The applications of AI are segmented into three levels of risk, including low-risk such as spam filters, limited-risk such as chatbots, and high-risk which include applications which affect the material aspects of people’s lives such as algorithms to assess credit score and AI tools that control critical machinery. The amount of regulation overseeing each level will vary, with the most oversight on high-risk applications and little changes to oversight of low-risk applications.
High-risk applications specifically will need to be indexed into an EU database. Low-risk and limited-risk applications will focus more on ensuring the user is aware any time they are interacting with a machine.
The full proposal, which can be found on the European Commission website, outlines more specifically how regulations could be passed to limit the risk of artificial intelligence. The focus isn’t on preventing a science fiction level extinction where robots turn on manking, but more on the inherent biases and potential pitfalls that artificial intelligence systems can be prone to.

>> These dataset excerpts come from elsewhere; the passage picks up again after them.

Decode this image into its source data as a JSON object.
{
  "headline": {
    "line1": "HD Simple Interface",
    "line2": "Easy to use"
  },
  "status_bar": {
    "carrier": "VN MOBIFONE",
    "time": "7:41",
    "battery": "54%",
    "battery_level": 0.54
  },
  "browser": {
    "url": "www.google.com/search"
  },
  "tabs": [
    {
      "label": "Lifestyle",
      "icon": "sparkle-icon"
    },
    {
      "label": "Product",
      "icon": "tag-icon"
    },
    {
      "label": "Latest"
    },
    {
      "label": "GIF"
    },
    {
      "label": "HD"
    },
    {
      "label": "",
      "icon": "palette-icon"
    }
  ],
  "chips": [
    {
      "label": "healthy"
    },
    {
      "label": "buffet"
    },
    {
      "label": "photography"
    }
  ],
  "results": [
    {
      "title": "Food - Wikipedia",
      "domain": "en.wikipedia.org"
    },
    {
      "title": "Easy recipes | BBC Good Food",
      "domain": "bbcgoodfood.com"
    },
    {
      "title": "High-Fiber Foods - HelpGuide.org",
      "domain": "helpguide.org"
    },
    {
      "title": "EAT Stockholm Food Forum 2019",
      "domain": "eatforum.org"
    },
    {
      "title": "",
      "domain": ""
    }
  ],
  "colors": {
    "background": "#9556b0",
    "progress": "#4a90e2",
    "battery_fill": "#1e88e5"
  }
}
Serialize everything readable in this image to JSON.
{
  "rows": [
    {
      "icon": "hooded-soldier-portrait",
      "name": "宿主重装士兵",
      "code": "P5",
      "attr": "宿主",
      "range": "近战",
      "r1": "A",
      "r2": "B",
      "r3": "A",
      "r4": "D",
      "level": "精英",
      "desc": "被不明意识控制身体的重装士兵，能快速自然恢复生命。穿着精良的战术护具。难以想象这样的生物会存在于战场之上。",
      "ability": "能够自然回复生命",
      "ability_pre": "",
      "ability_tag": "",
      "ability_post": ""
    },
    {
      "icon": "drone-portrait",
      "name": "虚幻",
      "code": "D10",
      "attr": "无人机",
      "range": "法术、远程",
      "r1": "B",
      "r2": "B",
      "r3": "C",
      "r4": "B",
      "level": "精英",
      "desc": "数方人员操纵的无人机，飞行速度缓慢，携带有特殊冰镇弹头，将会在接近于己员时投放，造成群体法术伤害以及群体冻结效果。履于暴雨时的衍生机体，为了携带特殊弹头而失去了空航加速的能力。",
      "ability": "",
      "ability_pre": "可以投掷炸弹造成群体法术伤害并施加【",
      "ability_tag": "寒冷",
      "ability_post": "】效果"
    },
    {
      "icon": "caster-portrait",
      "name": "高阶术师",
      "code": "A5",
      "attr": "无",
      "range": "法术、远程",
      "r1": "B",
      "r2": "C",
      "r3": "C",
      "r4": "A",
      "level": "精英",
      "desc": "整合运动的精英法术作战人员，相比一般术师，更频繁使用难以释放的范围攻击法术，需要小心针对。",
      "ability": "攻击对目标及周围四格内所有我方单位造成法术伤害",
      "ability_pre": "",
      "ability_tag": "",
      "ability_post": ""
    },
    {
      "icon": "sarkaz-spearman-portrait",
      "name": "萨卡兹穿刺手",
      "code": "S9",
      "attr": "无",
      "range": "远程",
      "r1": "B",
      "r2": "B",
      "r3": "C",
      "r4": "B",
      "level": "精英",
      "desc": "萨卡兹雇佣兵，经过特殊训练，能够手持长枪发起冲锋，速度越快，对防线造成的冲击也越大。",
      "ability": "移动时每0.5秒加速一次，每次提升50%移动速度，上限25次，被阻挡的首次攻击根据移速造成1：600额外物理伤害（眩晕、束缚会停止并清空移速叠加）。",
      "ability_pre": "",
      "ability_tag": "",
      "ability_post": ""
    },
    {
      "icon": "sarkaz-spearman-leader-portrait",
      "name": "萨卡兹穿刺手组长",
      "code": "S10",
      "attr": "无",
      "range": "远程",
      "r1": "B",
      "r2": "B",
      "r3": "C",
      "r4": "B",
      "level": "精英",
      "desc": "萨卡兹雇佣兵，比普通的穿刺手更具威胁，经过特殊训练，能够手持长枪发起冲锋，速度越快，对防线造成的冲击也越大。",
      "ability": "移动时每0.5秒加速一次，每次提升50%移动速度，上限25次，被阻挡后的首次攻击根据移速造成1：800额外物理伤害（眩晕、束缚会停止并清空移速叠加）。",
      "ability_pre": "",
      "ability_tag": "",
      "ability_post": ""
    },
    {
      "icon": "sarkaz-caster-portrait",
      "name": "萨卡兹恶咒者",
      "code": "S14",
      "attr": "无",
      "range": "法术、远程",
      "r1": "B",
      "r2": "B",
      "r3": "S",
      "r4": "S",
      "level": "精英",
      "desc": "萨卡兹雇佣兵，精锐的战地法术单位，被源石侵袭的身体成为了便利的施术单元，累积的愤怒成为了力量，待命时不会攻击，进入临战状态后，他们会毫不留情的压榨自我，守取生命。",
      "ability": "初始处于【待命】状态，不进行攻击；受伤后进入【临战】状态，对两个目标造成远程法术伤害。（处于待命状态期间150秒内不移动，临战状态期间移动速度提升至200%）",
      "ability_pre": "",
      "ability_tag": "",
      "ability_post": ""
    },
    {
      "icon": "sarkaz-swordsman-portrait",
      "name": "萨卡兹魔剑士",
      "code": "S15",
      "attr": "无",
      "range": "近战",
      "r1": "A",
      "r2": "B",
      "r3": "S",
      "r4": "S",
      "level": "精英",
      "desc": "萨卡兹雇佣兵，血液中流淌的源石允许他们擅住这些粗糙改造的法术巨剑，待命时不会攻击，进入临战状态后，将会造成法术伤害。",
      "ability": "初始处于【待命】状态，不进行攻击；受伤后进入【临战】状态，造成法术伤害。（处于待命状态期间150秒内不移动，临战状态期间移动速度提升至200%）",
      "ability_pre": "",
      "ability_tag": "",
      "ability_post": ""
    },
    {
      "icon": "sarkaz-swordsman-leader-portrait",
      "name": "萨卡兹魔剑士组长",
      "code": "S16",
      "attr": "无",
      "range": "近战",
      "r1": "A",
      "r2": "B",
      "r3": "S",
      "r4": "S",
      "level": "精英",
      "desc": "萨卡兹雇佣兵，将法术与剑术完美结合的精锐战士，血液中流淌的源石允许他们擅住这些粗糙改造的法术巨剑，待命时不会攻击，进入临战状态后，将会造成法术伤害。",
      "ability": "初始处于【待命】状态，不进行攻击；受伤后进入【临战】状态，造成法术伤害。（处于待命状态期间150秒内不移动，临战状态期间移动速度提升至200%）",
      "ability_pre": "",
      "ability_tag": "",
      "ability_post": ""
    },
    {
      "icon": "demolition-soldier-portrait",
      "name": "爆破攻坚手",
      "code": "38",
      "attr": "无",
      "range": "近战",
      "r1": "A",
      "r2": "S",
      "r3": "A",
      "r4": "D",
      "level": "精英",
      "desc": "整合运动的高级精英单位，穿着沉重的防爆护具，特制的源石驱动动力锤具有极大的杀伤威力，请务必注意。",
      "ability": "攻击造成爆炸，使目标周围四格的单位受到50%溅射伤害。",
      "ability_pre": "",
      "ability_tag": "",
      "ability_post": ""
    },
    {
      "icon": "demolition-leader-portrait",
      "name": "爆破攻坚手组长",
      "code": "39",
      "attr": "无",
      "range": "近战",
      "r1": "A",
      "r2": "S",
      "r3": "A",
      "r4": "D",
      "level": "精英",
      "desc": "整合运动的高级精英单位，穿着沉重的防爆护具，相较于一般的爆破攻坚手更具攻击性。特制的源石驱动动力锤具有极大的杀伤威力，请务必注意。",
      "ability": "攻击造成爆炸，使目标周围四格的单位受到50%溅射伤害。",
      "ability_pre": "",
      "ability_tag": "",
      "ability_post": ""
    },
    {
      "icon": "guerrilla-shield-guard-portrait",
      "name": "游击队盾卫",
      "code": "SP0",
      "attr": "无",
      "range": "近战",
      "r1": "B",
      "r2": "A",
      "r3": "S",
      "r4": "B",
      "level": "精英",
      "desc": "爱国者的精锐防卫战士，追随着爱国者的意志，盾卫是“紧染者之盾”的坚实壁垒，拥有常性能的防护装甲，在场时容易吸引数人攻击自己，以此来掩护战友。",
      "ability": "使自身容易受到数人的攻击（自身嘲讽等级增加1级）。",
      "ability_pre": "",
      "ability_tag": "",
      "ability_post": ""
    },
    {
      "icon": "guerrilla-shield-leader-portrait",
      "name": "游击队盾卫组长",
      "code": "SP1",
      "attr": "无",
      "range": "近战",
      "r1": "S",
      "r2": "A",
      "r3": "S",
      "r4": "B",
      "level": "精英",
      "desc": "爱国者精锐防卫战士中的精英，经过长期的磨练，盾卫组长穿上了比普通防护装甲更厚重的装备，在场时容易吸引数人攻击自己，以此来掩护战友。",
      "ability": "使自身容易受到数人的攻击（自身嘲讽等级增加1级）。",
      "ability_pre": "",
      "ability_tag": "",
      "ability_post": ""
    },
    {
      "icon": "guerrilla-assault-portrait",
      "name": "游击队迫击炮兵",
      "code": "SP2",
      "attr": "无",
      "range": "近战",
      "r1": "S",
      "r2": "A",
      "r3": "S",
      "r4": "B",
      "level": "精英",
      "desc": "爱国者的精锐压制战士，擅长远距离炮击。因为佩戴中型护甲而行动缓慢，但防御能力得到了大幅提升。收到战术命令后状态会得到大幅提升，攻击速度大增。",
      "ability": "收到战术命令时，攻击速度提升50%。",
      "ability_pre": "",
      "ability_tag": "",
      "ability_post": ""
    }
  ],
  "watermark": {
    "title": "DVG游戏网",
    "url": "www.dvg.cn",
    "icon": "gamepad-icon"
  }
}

When it comes down to it, AI is not nearly as far along as many outside of the field believe. Almost any AI application that exists today is more accurately classified as machine learning. The systems aren’t thinking the way a human does, but rather following paths that will lead to likely outcomes. This lack of sophistication is important to note before we hand over critical business functions to these systems.
In any case, IT professionals will want to keep an eye on this proposal and the potential regulations it leads to. If you develop an overarching AI system to be used globally, then at least in the EU you’ll need it to adhere to their standards.